Le 15 mars dernier, Rodolphe Saadé, à la tête du groupe CMA CGM, dévoile son intention d’acquérir 100% du capital d’Altice Media, propriétaire notamment de BFMTV. Il a suscité de vives réactions lors de l’Agora des États Généraux de l’Information des Assises de Tours, en exprimant son souhait de ne pas être critiqué par les journalistes de sa propre chaîne. Cette situation a conduit à des débats sur la nécessité de garantir l’indépendance éditoriale face aux intérêts commerciaux des actionnaires. L’Agora des États Généraux de l’Information qui s’est tenue mercredi 27 mars a été le théâtre de débats enflammés alors que les acteurs des cinq groupes de travail se sont réunis pour faire le point. Lancés il y a six mois, les États Généraux ont mobilisé près de 60 personnes bénévoles réparties en cinq groupes de travail, chacun se penchant sur des aspects spécifiques de la question. Parmi les participants, des figures influentes telles que Christopher Baldelli, président de Public Sénat, ont pris part aux discussions. Les sujets abordés ont été divers, allant de l’influence des actionnaires sur le contenu éditorial à la nécessité de préserver la liberté d’expression des journalistes. Le véritable point de tension entre les grands groupes et les syndicats des journalistes fut l’acquisition de BFMTV par Rodolphe Saadé. Le Syndicat national des journalistes (SNJ) et la CFDT Journaliste ont soulevé la question autour du rôle de l’actionnaire majoritaire dans l’orientation éditoriale d’un journal. Menant à des comparaisons avec le modèle d’un club de foot dans lequel, le propriétaire du club et l’entraîneur restent chacun à sa place. De plus, ils ont proposé d’instaurer un droit d’agrément sur le directeur de la rédaction, semblable à un droit de veto, comme solution potentielle à ce dilemme. Cependant, cela a suscité des inquiétudes quant à la possibilité de conflits d’intérêts et d’atteinte à la liberté de la presse. 

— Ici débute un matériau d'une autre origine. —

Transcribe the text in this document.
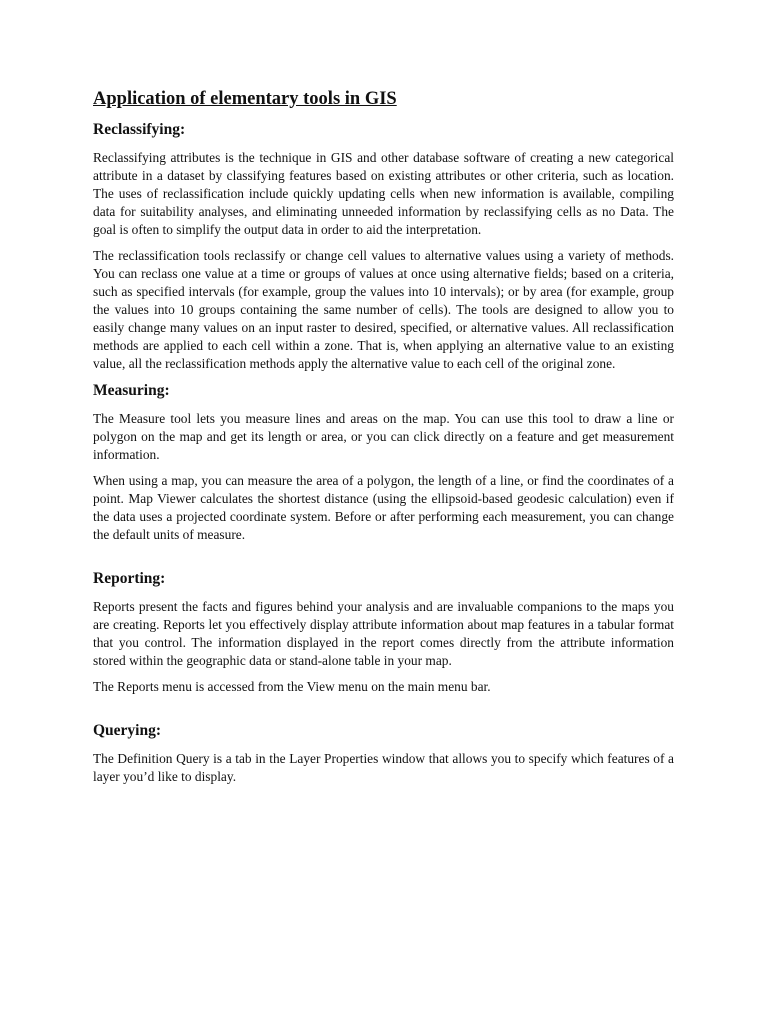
Application of elementary tools in GIS
Reclassifying:

Reclassifying attributes is the technique in GIS and other database software of creating a new categorical attribute in a dataset by classifying features based on existing attributes or other criteria, such as location. The uses of reclassification include quickly updating cells when new information is available, compiling data for suitability analyses, and eliminating unneeded information by reclassifying cells as no Data. The goal is often to simplify the output data in order to aid the interpretation.

The reclassification tools reclassify or change cell values to alternative values using a variety of methods. You can reclass one value at a time or groups of values at once using alternative fields; based on a criteria, such as specified intervals (for example, group the values into 10 intervals); or by area (for example, group the values into 10 groups containing the same number of cells). The tools are designed to allow you to easily change many values on an input raster to desired, specified, or alternative values. All reclassification methods are applied to each cell within a zone. That is, when applying an alternative value to an existing value, all the reclassification methods apply the alternative value to each cell of the original zone.

Measuring:

The Measure tool lets you measure lines and areas on the map. You can use this tool to draw a line or polygon on the map and get its length or area, or you can click directly on a feature and get measurement information.

When using a map, you can measure the area of a polygon, the length of a line, or find the coordinates of a point. Map Viewer calculates the shortest distance (using the ellipsoid-based geodesic calculation) even if the data uses a projected coordinate system. Before or after performing each measurement, you can change the default units of measure.

Reporting:

Reports present the facts and figures behind your analysis and are invaluable companions to the maps you are creating. Reports let you effectively display attribute information about map features in a tabular format that you control. The information displayed in the report comes directly from the attribute information stored within the geographic data or stand-alone table in your map.

The Reports menu is accessed from the View menu on the main menu bar.

Querying:

The Definition Query is a tab in the Layer Properties window that allows you to specify which features of a layer you’d like to display.
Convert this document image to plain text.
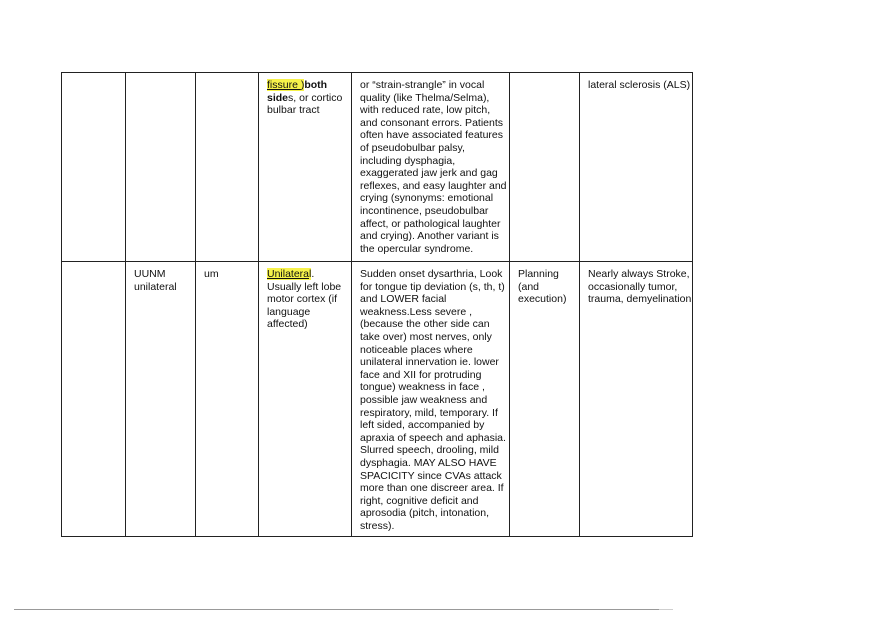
			fissure )both sides, or cortico bulbar tract	or “strain-strangle” in vocal quality (like Thelma/Selma), with reduced rate, low pitch, and consonant errors. Patients often have associated features of pseudobulbar palsy, including dysphagia, exaggerated jaw jerk and gag reflexes, and easy laughter and crying (synonyms: emotional incontinence, pseudobulbar affect, or pathological laughter and crying). Another variant is the opercular syndrome.		lateral sclerosis (ALS)
	UUNM unilateral	um	Unilateral. Usually left lobe motor cortex (if language affected)	Sudden onset dysarthria, Look for tongue tip deviation (s, th, t) and LOWER facial weakness.Less severe , (because the other side can take over) most nerves, only noticeable places where unilateral innervation ie. lower face and XII for protruding tongue) weakness in face , possible jaw weakness and respiratory, mild, temporary. If left sided, accompanied by apraxia of speech and aphasia. Slurred speech, drooling, mild dysphagia. MAY ALSO HAVE SPACICITY since CVAs attack more than one discreer area. If right, cognitive deficit and aprosodia (pitch, intonation, stress).	Planning (and execution)	Nearly always Stroke, occasionally tumor, trauma, demyelination
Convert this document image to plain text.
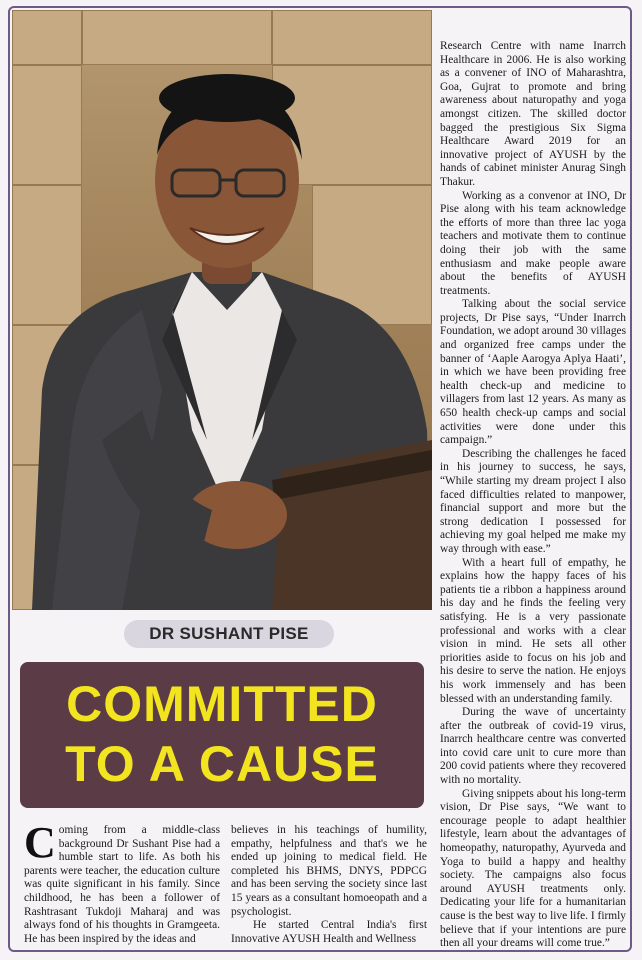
Research Centre with name Inarrch Healthcare in 2006. He is also working as a convener of INO of Maharashtra, Goa, Gujrat to promote and bring awareness about naturopathy and yoga amongst citizen. The skilled doctor bagged the prestigious Six Sigma Healthcare Award 2019 for an innovative project of AYUSH by the hands of cabinet minister Anurag Singh Thakur.

Working as a convenor at INO, Dr Pise along with his team acknowledge the efforts of more than three lac yoga teachers and motivate them to continue doing their job with the same enthusiasm and make people aware about the benefits of AYUSH treatments.

Talking about the social service projects, Dr Pise says, “Under Inarrch Foundation, we adopt around 30 villages and organized free camps under the banner of ‘Aaple Aarogya Aplya Haati’, in which we have been providing free health check-up and medicine to villagers from last 12 years. As many as 650 health check-up camps and social activities were done under this campaign.”

Describing the challenges he faced in his journey to success, he says, “While starting my dream project I also faced difficulties related to manpower, financial support and more but the strong dedication I possessed for achieving my goal helped me make my way through with ease.”

With a heart full of empathy, he explains how the happy faces of his patients tie a ribbon a happiness around his day and he finds the feeling very satisfying. He is a very passionate professional and works with a clear vision in mind. He sets all other priorities aside to focus on his job and his desire to serve the nation. He enjoys his work immensely and has been blessed with an understanding family.

During the wave of uncertainty after the outbreak of covid-19 virus, Inarrch healthcare centre was converted into covid care unit to cure more than 200 covid patients where they recovered with no mortality.

Giving snippets about his long-term vision, Dr Pise says, “We want to encourage people to adapt healthier lifestyle, learn about the advantages of homeopathy, naturopathy, Ayurveda and Yoga to build a happy and healthy society. The campaigns also focus around AYUSH treatments only. Dedicating your life for a humanitarian cause is the best way to live life. I firmly believe that if your intentions are pure then all your dreams will come true.”

DR SUSHANT PISE
COMMITTED
TO A CAUSE

Coming from a middle-class background Dr Sushant Pise had a humble start to life. As both his parents were teacher, the education culture was quite significant in his family. Since childhood, he has been a follower of Rashtrasant Tukdoji Maharaj and was always fond of his thoughts in Gramgeeta. He has been inspired by the ideas and

believes in his teachings of humility, empathy, helpfulness and that's we he ended up joining to medical field. He completed his BHMS, DNYS, PDPCG and has been serving the society since last 15 years as a consultant homoeopath and a psychologist.

He started Central India's first Innovative AYUSH Health and Wellness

Suite à la dernière acquisition de Rodolphe Saadé et à la crise que subit le journal “La Provence”, une soixantaine de médias, de journalistes et de syndicats ont signé une tribune, le 26 mars, auprès de Rachida Dati, afin de protéger et de garantir l’indépendance des rédactions face aux grands groupes. La ministre de la Culture rappelle la loi Bloche de 2016, qui renforce la liberté, l’indépendance et le pluralisme des médias. Le 4 avril prochain, le droit d’agrément porté par la député EELV Sophie Taillé-Polian, sera débattu à l’Assemblée Nationale. Droit qui permettra aux journalistes de nommer le/la directeur.trice de la rédaction.

Le modèle économique, un frein à la liberté de la presse ?

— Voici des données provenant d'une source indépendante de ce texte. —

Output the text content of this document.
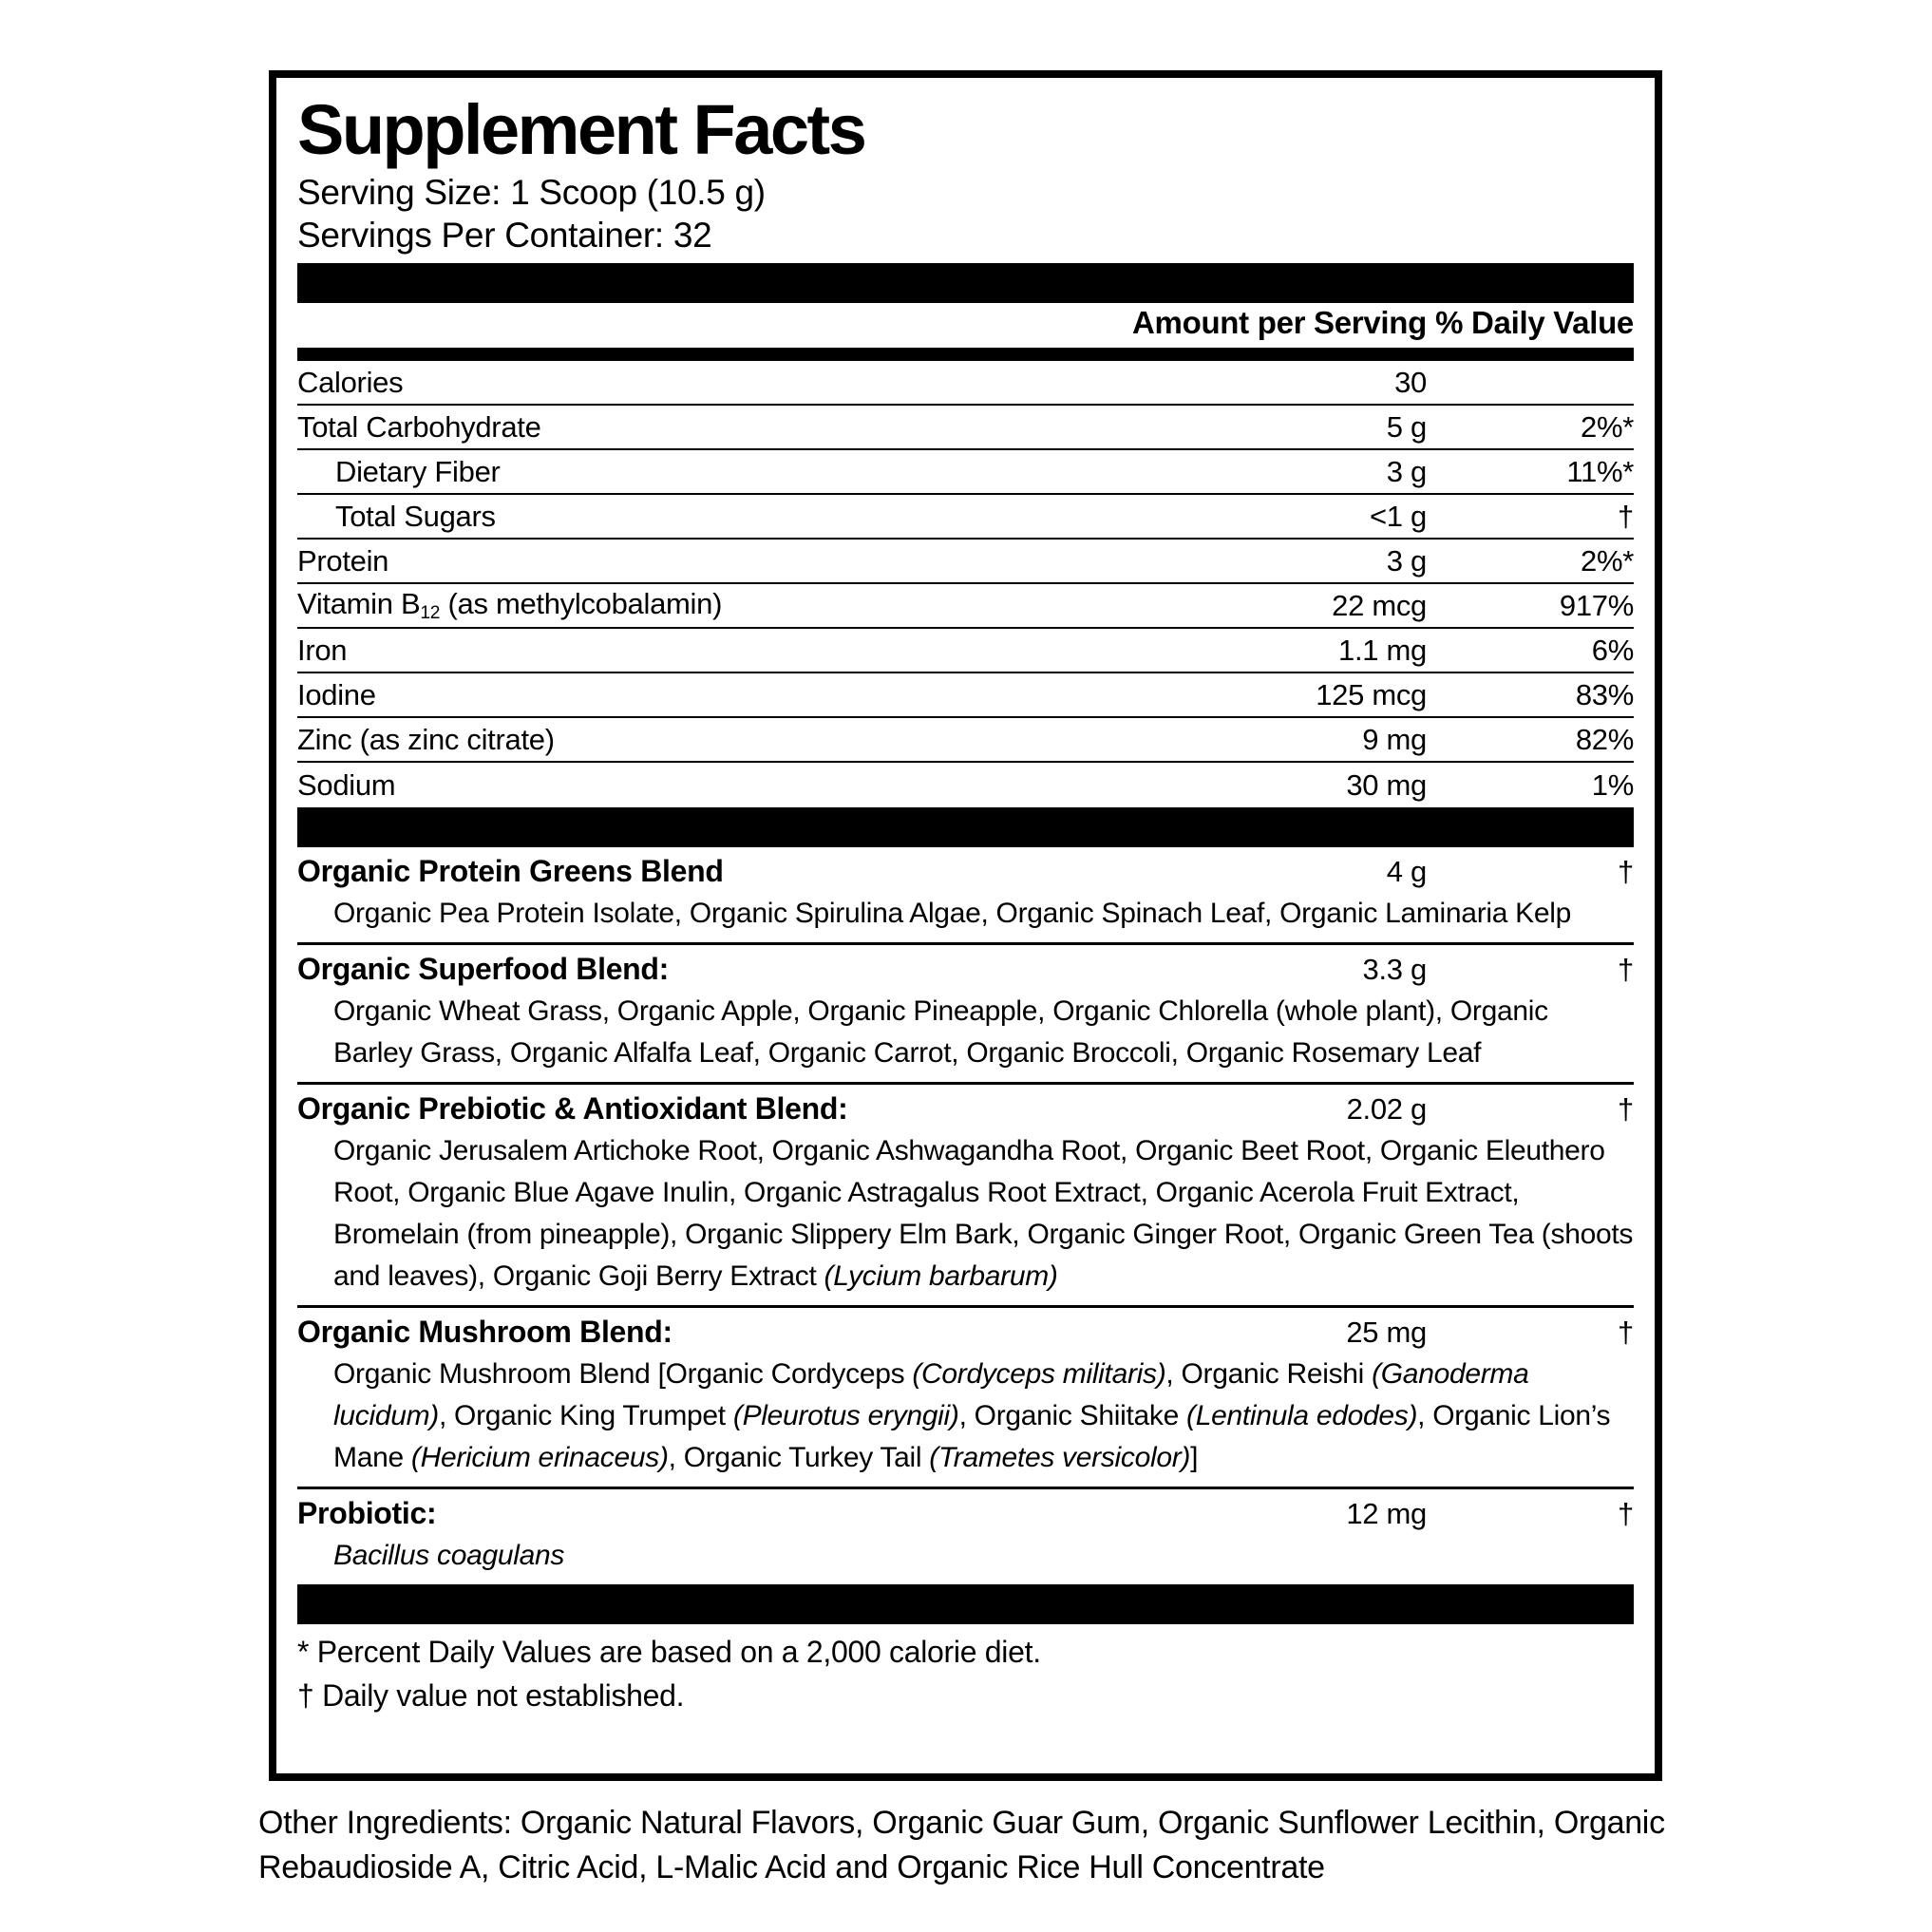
Supplement Facts
Serving Size: 1 Scoop (10.5 g)
Servings Per Container: 32
Amount per Serving % Daily Value
Calories	30
Total Carbohydrate	5 g	2%*
Dietary Fiber	3 g	11%*
Total Sugars	<1 g	†
Protein	3 g	2%*
Vitamin $B_{12}$ (as methylcobalamin)	22 mcg	917%
Iron	1.1 mg	6%
Iodine	125 mcg	83%
Zinc (as zinc citrate)	9 mg	82%
Sodium	30 mg	1%
Organic Protein Greens Blend	4 g	†
Organic Pea Protein Isolate, Organic Spirulina Algae, Organic Spinach Leaf, Organic Laminaria Kelp
Organic Superfood Blend:	3.3 g	†
Organic Wheat Grass, Organic Apple, Organic Pineapple, Organic Chlorella (whole plant), Organic Barley Grass, Organic Alfalfa Leaf, Organic Carrot, Organic Broccoli, Organic Rosemary Leaf
Organic Prebiotic & Antioxidant Blend:	2.02 g	†
Organic Jerusalem Artichoke Root, Organic Ashwagandha Root, Organic Beet Root, Organic Eleuthero Root, Organic Blue Agave Inulin, Organic Astragalus Root Extract, Organic Acerola Fruit Extract, Bromelain (from pineapple), Organic Slippery Elm Bark, Organic Ginger Root, Organic Green Tea (shoots and leaves), Organic Goji Berry Extract (Lycium barbarum)
Organic Mushroom Blend:	25 mg	†
Organic Mushroom Blend [Organic Cordyceps (Cordyceps militaris), Organic Reishi (Ganoderma lucidum), Organic King Trumpet (Pleurotus eryngii), Organic Shiitake (Lentinula edodes), Organic Lion’s Mane (Hericium erinaceus), Organic Turkey Tail (Trametes versicolor)]
Probiotic:	12 mg	†
Bacillus coagulans
* Percent Daily Values are based on a 2,000 calorie diet.
† Daily value not established.
Other Ingredients: Organic Natural Flavors, Organic Guar Gum, Organic Sunflower Lecithin, Organic Rebaudioside A, Citric Acid, L-Malic Acid and Organic Rice Hull Concentrate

Les discussions ont également porté sur les modèles économiques des médias et notamment sur les aides à la presse. Les syndicats présents ont souligné le manque de protection pour les équipes rédactionnelles, où le refus de certains sujets par le journaliste pourrait entraîner son licenciement. Parmi les propositions, l’idée d’aides indirectes telles qu’une TVA à 0% a été avancée comme moyen de soutenir financièrement les médias sans compromettre leur indépendance éditoriale. Finalement, les États Généraux de l’Information ont mis en avant les défis auxquels sont confrontés les médias dans leur quête d’indépendance et d’intégrité éditoriale. Alors que la conclusion de ces débats approche, il reste encore beaucoup de débats à conclure pour trouver des solutions durables qui garantissent une information libre, pluraliste et de qualité pour tous.